Epilepsy is one of the most common serious neurological conditions in the United States, affecting some 3.4 million people. Treating epilepsy, however, requires an uncommon, highly innovative approach since the types, severity, frequency, and impacts of epilepsy’s characteristic unprovoked seizures vary from person to person.
Just as the flu represents hundreds of different influenza strains, epilepsy—along with asthma, heart disease, cancer, and other common conditions—is heterogeneous, and is comprised of a group of disorders that present uniquely in each patient. Similar to how influenza viruses require targeted vaccines, epilepsy and other heterogeneous diseases are best treated with an individualized therapeutic approach.
In some studies, less than half of newly diagnosed epilepsy patients respond well to the first medicine they are prescribed, and many patients spend years cycling through therapeutic options before finally arriving at what works. In addition, multiple medications fail in about a third of patients because the epilepsy proves to be drug resistant.

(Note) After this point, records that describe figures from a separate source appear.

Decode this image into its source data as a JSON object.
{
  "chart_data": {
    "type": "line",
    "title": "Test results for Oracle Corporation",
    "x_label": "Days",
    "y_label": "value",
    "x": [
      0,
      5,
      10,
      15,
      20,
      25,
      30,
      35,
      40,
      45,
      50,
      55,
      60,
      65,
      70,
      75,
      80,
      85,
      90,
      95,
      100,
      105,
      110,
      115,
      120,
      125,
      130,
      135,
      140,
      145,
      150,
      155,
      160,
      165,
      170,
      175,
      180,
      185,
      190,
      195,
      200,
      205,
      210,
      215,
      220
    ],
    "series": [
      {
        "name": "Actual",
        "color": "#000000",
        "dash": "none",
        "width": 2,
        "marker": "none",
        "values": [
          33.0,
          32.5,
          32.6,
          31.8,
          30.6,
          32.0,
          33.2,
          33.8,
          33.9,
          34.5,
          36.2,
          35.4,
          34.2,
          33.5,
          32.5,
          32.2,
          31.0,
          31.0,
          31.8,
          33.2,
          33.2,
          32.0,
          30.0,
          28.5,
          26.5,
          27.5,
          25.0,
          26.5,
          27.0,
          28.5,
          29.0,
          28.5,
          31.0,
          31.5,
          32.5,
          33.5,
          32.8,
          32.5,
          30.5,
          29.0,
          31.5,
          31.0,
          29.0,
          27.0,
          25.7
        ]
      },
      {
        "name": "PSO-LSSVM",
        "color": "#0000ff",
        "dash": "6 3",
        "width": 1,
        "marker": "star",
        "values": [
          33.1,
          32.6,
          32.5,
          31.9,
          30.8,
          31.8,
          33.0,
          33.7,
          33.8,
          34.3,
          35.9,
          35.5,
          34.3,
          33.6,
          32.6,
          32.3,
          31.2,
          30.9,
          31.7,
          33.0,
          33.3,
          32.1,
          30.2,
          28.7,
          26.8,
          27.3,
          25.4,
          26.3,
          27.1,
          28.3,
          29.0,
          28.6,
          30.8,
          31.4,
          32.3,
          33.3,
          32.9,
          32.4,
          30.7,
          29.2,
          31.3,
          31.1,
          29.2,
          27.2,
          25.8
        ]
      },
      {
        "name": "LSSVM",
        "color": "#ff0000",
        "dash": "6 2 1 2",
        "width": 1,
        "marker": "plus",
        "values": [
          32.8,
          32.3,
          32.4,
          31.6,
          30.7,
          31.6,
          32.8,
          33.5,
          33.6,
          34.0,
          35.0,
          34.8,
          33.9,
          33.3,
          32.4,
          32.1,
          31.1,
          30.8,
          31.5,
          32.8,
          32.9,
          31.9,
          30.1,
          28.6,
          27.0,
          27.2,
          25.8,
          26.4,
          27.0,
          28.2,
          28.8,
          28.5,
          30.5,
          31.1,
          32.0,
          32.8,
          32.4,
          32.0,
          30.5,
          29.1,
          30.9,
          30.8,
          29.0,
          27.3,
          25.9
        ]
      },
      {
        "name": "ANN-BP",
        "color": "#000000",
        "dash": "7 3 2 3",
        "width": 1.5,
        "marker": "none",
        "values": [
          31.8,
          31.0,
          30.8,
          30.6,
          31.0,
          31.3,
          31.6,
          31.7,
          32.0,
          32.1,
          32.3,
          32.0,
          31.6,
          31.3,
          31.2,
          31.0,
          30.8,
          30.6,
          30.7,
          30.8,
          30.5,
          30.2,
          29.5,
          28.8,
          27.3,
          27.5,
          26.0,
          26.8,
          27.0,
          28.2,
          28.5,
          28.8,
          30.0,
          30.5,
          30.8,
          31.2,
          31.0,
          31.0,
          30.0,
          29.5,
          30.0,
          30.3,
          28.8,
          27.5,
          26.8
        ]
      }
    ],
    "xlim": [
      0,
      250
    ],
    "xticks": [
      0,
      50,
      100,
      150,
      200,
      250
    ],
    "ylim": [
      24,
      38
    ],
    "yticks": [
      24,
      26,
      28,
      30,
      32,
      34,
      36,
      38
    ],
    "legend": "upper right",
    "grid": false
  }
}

Edward Han-Burgess, a researcher at a Georgia-based biopharmaceutical company, is working to take the mystery out of managing epilepsy by developing the targeted treatments patients desperately need. To achieve this goal—which could significantly improve the lives of people with epilepsy—Han-Burgess is attempting to figure out how to leverage the growing volumes of data and knowledge in epilepsy research to help people living with the disease gain control over seizures.
Specifically, Han-Burgess and his team of biopharmaceutical researchers want to get patients at high risk of drug resistance matched to experts sooner―ultimately matching the right treatment to the right patient faster. As part of the emerging scientific field of precision medicine, the research team is seeking to understand how a person’s genetic code and lived healthcare journey affect disease pathology. In the case of epilepsy, the diverse range of pathways and experiential differences that characterize unprovoked seizures remain unclear. So, finding the optimal treatment can take time.
That’s where Han-Burgess and his team come in. Using leading edge machine learning approaches—an application of artificial intelligence giving machines access to data and letting them learn for themselves—the biopharmaceutical researchers are able to process massive datasets with relative ease. This allows them to quickly locate patterns that aid in the understanding of epilepsy and in the potential effect of clinical decisions, such as a new treatment.
Today, some aspects of a potential compound can be modeled and screened out before ever running the first real-world test, saving time, reducing wasted effort, and optimizing the chances of a medicine’s success.
The science and math involved with developing more effective treatments for epilepsy are leading edge, but to Han-Burgess and his fellow biopharmaceutical researchers, the mission is personal. Prominently featured in the team’s lab is a poster of a local Georgia resident with epilepsy whose personal struggle to control her seizures serves as a constant source of inspiration. “She had her first seizure in a grocery store with her daughter,” Han-Burgess explains. “It took her two and a half years to find an epileptologist [a neurologist who specializes in the treatment of epilepsy] and then another two and a half years to find the right treatment that worked for her.”
Han-Burgess believes that today’s scientific advances in biopharmaceutical research will one day eliminate the five-year wait experienced by the Georgia patient, creating a future where people with epilepsy—and a host of other heterogenous conditions—get the right medicine the first time.